External commercial borrowing (India)
An external commercial borrowing (ECB) is an instrument used in India to facilitate the access to foreign money by Indian corporations and PSUs (public sector undertakings). ECBs include commercial bank loans, buyers' credit, suppliers' credit, securitised instruments such as floating rate notes and fixed rate bonds etc., credit from official export credit agencies and commercial borrowings from the private sector window of multilateral financial Institutions such as International Finance Corporation (Washington), ADB, AFIC, CDC, etc. ECBs cannot be used for investment in stock market or speculation in real estate. The DEA (Department of Economic Affairs), Ministry of Finance, Government of India along with Reserve Bank of India, monitors and regulates ECB guidelines and policies.
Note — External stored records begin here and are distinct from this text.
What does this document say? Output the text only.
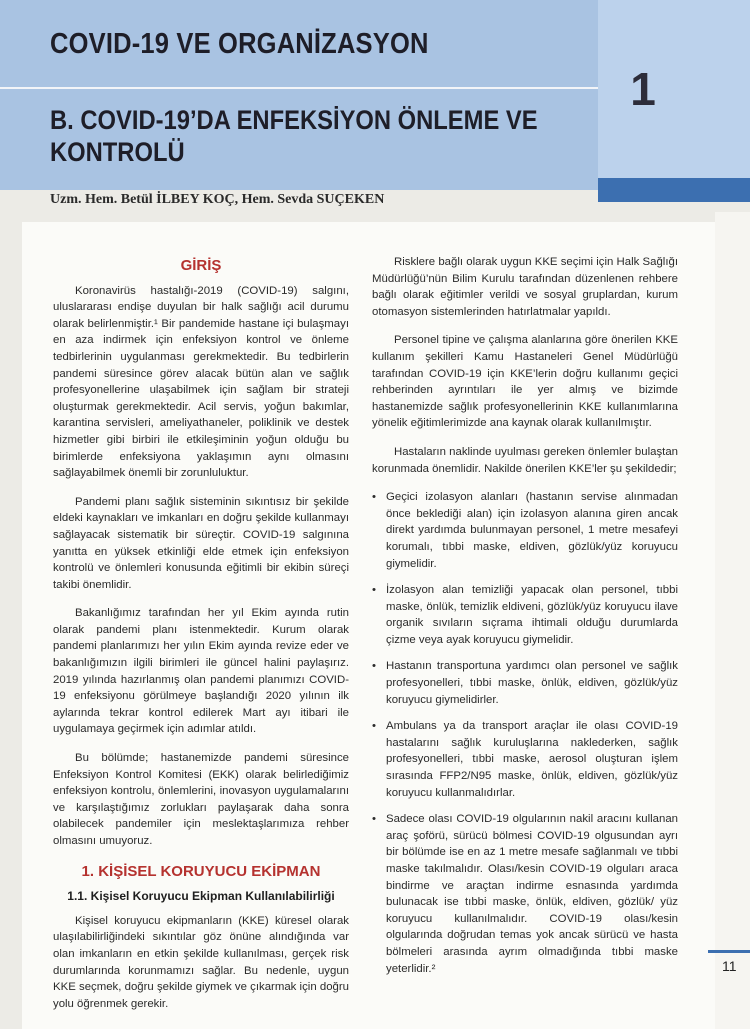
1
COVID-19 VE ORGANİZASYON
B. COVID-19’DA ENFEKSİYON ÖNLEME VE KONTROLÜ
Uzm. Hem. Betül İLBEY KOÇ, Hem. Sevda SUÇEKEN
GİRİŞ

Koronavirüs hastalığı-2019 (COVID-19) salgını, uluslararası endişe duyulan bir halk sağlığı acil durumu olarak belirlenmiştir.¹ Bir pandemide hastane içi bulaşmayı en aza indirmek için enfeksiyon kontrol ve önleme tedbirlerinin uygulanması gerekmektedir. Bu tedbirlerin pandemi süresince görev alacak bütün alan ve sağlık profesyonellerine ulaşabilmek için sağlam bir strateji oluşturmak gerekmektedir. Acil servis, yoğun bakımlar, karantina servisleri, ameliyathaneler, poliklinik ve destek hizmetler gibi birbiri ile etkileşiminin yoğun olduğu bu birimlerde enfeksiyona yaklaşımın aynı olmasını sağlayabilmek önemli bir zorunluluktur.

Pandemi planı sağlık sisteminin sıkıntısız bir şekilde eldeki kaynakları ve imkanları en doğru şekilde kullanmayı sağlayacak sistematik bir süreçtir. COVID-19 salgınına yanıtta en yüksek etkinliği elde etmek için enfeksiyon kontrolü ve önlemleri konusunda eğitimli bir ekibin süreçi takibi önemlidir.

Bakanlığımız tarafından her yıl Ekim ayında rutin olarak pandemi planı istenmektedir. Kurum olarak pandemi planlarımızı her yılın Ekim ayında revize eder ve bakanlığımızın ilgili birimleri ile güncel halini paylaşırız. 2019 yılında hazırlanmış olan pandemi planımızı COVID-19 enfeksiyonu görülmeye başlandığı 2020 yılının ilk aylarında tekrar kontrol edilerek Mart ayı itibari ile uygulamaya geçirmek için adımlar atıldı.

Bu bölümde; hastanemizde pandemi süresince Enfeksiyon Kontrol Komitesi (EKK) olarak belirlediğimiz enfeksiyon kontrolu, önlemlerini, inovasyon uygulamalarını ve karşılaştığımız zorlukları paylaşarak daha sonra olabilecek pandemiler için meslektaşlarımıza rehber olmasını umuyoruz.

1. KİŞİSEL KORUYUCU EKİPMAN
1.1. Kişisel Koruyucu Ekipman Kullanılabilirliği

Kişisel koruyucu ekipmanların (KKE) küresel olarak ulaşılabilirliğindeki sıkıntılar göz önüne alındığında var olan imkanların en etkin şekilde kullanılması, gerçek risk durumlarında korunmamızı sağlar. Bu nedenle, uygun KKE seçmek, doğru şekilde giymek ve çıkarmak için doğru yolu öğrenmek gerekir.

Risklere bağlı olarak uygun KKE seçimi için Halk Sağlığı Müdürlüğü’nün Bilim Kurulu tarafından düzenlenen rehbere bağlı olarak eğitimler verildi ve sosyal gruplardan, kurum otomasyon sistemlerinden hatırlatmalar yapıldı.

Personel tipine ve çalışma alanlarına göre önerilen KKE kullanım şekilleri Kamu Hastaneleri Genel Müdürlüğü tarafından COVID-19 için KKE’lerin doğru kullanımı geçici rehberinden ayrıntıları ile yer almış ve bizimde hastanemizde sağlık profesyonellerinin KKE kullanımlarına yönelik eğitimlerimizde ana kaynak olarak kullanılmıştır.

Hastaların naklinde uyulması gereken önlemler bulaştan korunmada önemlidir. Nakilde önerilen KKE’ler şu şekildedir;

• Geçici izolasyon alanları (hastanın servise alınmadan önce beklediği alan) için izolasyon alanına giren ancak direkt yardımda bulunmayan personel, 1 metre mesafeyi korumalı, tıbbi maske, eldiven, gözlük/yüz koruyucu giymelidir.
• İzolasyon alan temizliği yapacak olan personel, tıbbi maske, önlük, temizlik eldiveni, gözlük/yüz koruyucu ilave organik sıvıların sıçrama ihtimali olduğu durumlarda çizme veya ayak koruyucu giymelidir.
• Hastanın transportuna yardımcı olan personel ve sağlık profesyonelleri, tıbbi maske, önlük, eldiven, gözlük/yüz koruyucu giymelidirler.
• Ambulans ya da transport araçlar ile olası COVID-19 hastalarını sağlık kuruluşlarına naklederken, sağlık profesyonelleri, tıbbi maske, aerosol oluşturan işlem sırasında FFP2/N95 maske, önlük, eldiven, gözlük/yüz koruyucu kullanmalıdırlar.
• Sadece olası COVID-19 olgularının nakil aracını kullanan araç şoförü, sürücü bölmesi COVID-19 olgusundan ayrı bir bölümde ise en az 1 metre mesafe sağlanmalı ve tıbbi maske takılmalıdır. Olası/kesin COVID-19 olguları araca bindirme ve araçtan indirme esnasında yardımda bulunacak ise tıbbi maske, önlük, eldiven, gözlük/ yüz koruyucu kullanılmalıdır. COVID-19 olası/kesin olgularında doğrudan temas yok ancak sürücü ve hasta bölmeleri arasında ayrım olmadığında tıbbi maske yeterlidir.²	11
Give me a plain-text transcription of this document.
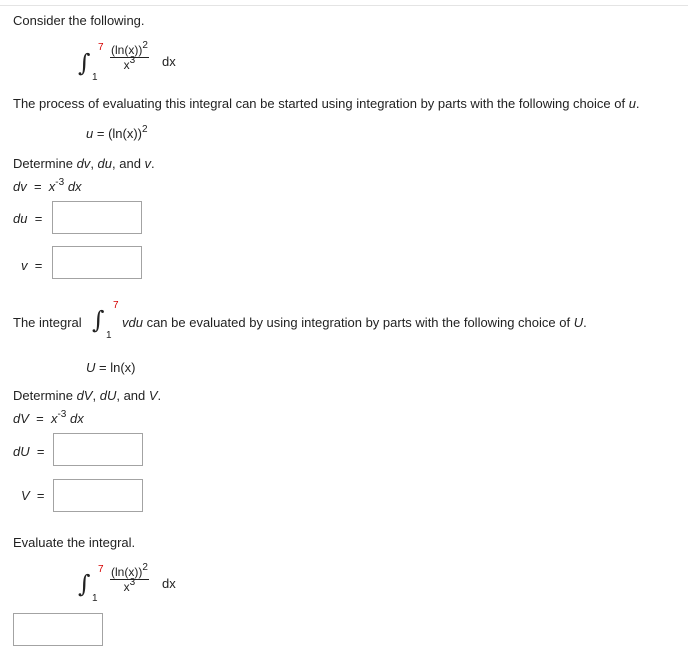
Consider the following.
∫
7
1
$\frac{(\ln(x))^2}{x^3}$ dx
The process of evaluating this integral can be started using integration by parts with the following choice of u.
$u = (\ln(x))^2$
Determine dv, du, and v.
dv = $x^{-3}$ dx
du =
v =
The integral ∫
7
1
vdu can be evaluated by using integration by parts with the following choice of U.
U = ln(x)
Determine dV, dU, and V.
dV = $x^{-3}$ dx
dU =
V =
Evaluate the integral.
∫
7
1
$\frac{(\ln(x))^2}{x^3}$ dx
For infrastructure and greenfield projects, funding up to 50% (through ECB) is allowed. According to a report in The Hindu in January 2013, the Reserve Bank of India raised the ECB limit "for non-banking finance companies (NBFCs) classified as infrastructure finance companies (IFCs) ... from 50 per cent to 75 per cent of owned funds, including outstanding ECBs". In telecom sector too, up to 50% funding through ECBs is allowed. Recently Government of India allowed borrowings in Chinese currency yuan.Corporate sectors can mobilize USD 750 million via automatic route,whereas service sectors and NGO's for microfinance can mobilize USD 200 million and 10 million respectively.
Borrowers can use 25 per cent of the ECB to repay rupee debt and the remaining 75 per cent should be used for new projects. A borrower can not refinance its entire existing rupee loan through ECB. The money raised through ECB is cheaper given near-zero interest rates in the US and Europe, Indian companies can repay part of their existing expensive loans from that.
- "ECB limit raised for infrastructure NBFCs". The Hindu. January 7, 2013. Archived from the original on 2013-06-12. Retrieved February 12, 2017.